West’s second book, From Modern Production to Imagined Primitive: The World of Coffee from Papua New Guinea, published in 2012, emerged from her relationships with villagers in PNG, who gave her the idea to focus on coffee. “The general argument is that places like Maimafu village are cast as out-of-the-way places. They’re cast as places that are cut off from modern systems,” she says. West argues against this misconception by tracing the trajectory of coffee’s production and how its semiotic meaning changes at every stage, from the coffee growers all the way to the Brooklynites sipping their Papua New Guinea-sourced blend. In PNG, coffee signifies a connection to the rest of the world; by the end of the chain, the meaning of the coffee has become the inverse—part of a stubborn insistence on viewing PNG as primitive and disconnected.

“I leave people with a more critical lens on what it means to constantly cast Papua New Guinea as the primitive. I leave that as a question—and that’s the book I’m writing now.” West’s current investigation is into the material manifestations of this vast, wrongheaded belief; she focuses on tourism, journalism, development, and conservation, all of which she says operate under the misunderstanding that PNG has very recently been brought into modernity—that is, to come back around to the beginning, that the country has undergone a big, Western-driven culture change, from the primitive to the more modern. This belief is false—PNG existed in richness and complexity before white people became interested in the area in the 1930s—and is detrimental to PNG. So to say that West studies “culture change” in Papua New Guinea is to reinforce the very belief systems she is arguing against.

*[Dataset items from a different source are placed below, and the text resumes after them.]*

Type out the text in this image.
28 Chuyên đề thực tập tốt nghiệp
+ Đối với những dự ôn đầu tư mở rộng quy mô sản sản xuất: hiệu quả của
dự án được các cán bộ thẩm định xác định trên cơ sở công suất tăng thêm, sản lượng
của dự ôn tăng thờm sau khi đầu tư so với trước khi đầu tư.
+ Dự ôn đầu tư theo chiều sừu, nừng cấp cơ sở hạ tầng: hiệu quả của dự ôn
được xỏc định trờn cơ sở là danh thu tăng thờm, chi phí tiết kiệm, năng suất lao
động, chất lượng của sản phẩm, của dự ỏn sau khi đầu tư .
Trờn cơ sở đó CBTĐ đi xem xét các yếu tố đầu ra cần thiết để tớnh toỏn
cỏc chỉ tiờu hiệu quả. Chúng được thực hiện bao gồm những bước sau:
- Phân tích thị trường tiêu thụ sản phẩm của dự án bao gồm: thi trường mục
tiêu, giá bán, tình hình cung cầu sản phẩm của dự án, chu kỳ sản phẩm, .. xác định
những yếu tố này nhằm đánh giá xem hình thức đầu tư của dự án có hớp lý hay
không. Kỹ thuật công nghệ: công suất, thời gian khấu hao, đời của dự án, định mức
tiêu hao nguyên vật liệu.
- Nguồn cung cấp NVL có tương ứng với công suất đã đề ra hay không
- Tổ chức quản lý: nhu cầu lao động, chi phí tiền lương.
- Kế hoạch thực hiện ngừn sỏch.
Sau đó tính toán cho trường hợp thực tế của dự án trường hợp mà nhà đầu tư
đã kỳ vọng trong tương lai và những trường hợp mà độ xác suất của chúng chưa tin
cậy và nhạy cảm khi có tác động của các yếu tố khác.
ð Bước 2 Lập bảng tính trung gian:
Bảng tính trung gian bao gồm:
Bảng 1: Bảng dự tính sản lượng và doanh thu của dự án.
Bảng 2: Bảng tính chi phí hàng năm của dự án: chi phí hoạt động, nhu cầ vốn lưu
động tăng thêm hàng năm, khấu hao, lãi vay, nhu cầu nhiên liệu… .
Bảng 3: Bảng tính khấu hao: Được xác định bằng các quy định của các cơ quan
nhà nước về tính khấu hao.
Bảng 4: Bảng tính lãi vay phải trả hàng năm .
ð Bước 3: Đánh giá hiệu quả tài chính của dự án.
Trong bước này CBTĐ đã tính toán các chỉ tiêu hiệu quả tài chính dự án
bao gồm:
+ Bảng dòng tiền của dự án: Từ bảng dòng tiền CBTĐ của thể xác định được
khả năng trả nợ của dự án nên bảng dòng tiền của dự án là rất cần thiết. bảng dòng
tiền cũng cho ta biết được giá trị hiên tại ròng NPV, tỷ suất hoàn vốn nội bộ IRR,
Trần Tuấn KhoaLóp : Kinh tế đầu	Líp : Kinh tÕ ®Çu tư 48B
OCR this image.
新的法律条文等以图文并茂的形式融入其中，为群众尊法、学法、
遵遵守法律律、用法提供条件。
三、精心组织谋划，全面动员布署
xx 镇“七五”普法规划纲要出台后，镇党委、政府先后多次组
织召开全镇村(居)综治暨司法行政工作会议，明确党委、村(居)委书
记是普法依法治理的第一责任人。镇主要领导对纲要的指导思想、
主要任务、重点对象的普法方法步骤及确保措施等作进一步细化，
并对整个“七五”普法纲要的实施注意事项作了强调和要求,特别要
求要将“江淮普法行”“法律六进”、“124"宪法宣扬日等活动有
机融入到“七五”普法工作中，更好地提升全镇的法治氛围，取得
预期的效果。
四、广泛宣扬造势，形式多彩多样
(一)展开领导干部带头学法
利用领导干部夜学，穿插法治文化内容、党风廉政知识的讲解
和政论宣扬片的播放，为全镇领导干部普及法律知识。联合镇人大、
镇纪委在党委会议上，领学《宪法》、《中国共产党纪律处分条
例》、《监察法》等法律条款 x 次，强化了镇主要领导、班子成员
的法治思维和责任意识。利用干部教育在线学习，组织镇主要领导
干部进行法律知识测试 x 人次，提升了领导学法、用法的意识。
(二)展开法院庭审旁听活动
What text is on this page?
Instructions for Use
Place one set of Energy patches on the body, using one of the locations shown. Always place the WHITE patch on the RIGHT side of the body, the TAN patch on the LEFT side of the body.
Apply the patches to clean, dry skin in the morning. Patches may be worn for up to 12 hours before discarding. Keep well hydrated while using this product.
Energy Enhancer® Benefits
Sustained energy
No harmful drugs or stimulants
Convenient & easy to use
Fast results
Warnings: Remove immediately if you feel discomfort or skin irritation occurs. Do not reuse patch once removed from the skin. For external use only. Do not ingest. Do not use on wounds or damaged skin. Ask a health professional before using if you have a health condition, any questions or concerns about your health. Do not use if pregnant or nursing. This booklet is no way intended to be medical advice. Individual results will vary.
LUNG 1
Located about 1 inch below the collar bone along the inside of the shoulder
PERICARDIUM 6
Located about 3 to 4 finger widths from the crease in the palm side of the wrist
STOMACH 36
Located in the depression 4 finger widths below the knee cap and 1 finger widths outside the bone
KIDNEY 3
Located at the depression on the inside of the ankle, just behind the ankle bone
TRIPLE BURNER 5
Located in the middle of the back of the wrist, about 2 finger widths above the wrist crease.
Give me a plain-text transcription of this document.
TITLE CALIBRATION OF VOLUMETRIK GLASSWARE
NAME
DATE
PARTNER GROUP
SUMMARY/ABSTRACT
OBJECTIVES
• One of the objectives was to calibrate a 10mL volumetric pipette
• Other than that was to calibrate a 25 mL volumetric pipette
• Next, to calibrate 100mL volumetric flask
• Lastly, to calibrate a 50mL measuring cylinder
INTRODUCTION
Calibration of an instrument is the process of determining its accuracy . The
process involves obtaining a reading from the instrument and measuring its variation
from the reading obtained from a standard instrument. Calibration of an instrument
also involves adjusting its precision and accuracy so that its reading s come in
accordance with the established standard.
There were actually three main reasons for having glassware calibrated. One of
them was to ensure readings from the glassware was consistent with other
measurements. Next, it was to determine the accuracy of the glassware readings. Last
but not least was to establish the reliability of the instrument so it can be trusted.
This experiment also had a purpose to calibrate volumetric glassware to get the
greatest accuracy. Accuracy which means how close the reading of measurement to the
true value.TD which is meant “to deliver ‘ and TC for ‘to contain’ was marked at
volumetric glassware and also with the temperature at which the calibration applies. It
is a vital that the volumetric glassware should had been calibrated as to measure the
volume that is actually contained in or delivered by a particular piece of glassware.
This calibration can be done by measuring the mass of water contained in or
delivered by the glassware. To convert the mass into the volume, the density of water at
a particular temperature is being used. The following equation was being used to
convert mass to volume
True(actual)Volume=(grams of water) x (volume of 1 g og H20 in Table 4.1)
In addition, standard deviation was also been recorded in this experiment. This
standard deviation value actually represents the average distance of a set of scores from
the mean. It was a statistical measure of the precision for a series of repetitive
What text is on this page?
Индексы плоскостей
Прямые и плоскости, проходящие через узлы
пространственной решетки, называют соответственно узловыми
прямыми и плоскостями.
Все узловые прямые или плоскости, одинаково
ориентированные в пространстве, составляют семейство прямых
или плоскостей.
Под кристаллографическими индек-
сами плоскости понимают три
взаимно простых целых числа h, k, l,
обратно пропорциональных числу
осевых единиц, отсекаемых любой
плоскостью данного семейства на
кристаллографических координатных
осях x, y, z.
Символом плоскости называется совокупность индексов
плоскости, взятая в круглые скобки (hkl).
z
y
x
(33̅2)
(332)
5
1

In her work both in PNG and at home, West has prioritized both mentorship and cross-discipline dialogue. The most meaningful course she teaches at Barnard is, she says, The Interpretation of Culture, a huge lecture class of mostly first-year students. Though she knows most students won’t major in anthropology, become anthropologists, or work in PNG, she believes the course “does open up the possibility seeing the world in a different way,” she says—that it can yield “a fundamental shift in people’s ideas about others.” West’s seminar on the anthropology of the anthropocene is holding several meetings with a class on climate change and law taught by sociology professor J. C. Salyer. West and Salyer are currently conducting a joint project on climate change and migration in the Pacific region. The shared course meetings offer students a truly interdisciplinary focus on current events and global climate change.

West also takes great joy in witnessing the skills her students have developed over their undergraduate years. She takes her mentorship role seriously in PNG, too: she co-founded the Papua New Guinea Institute of Biological Research, an NGO dedicated to Papua New Guinean academic researchers. West’s sense of empathy—which has roots in her elementary school days—is crucial not only to her role as a professor and mentor, but to her ethnographic work as well. There’s a sensibility that ethnographers have, she says: “It’s empathy, especially for people that you don’t agree with, because that’s the way that you can understand how transformation might happen.”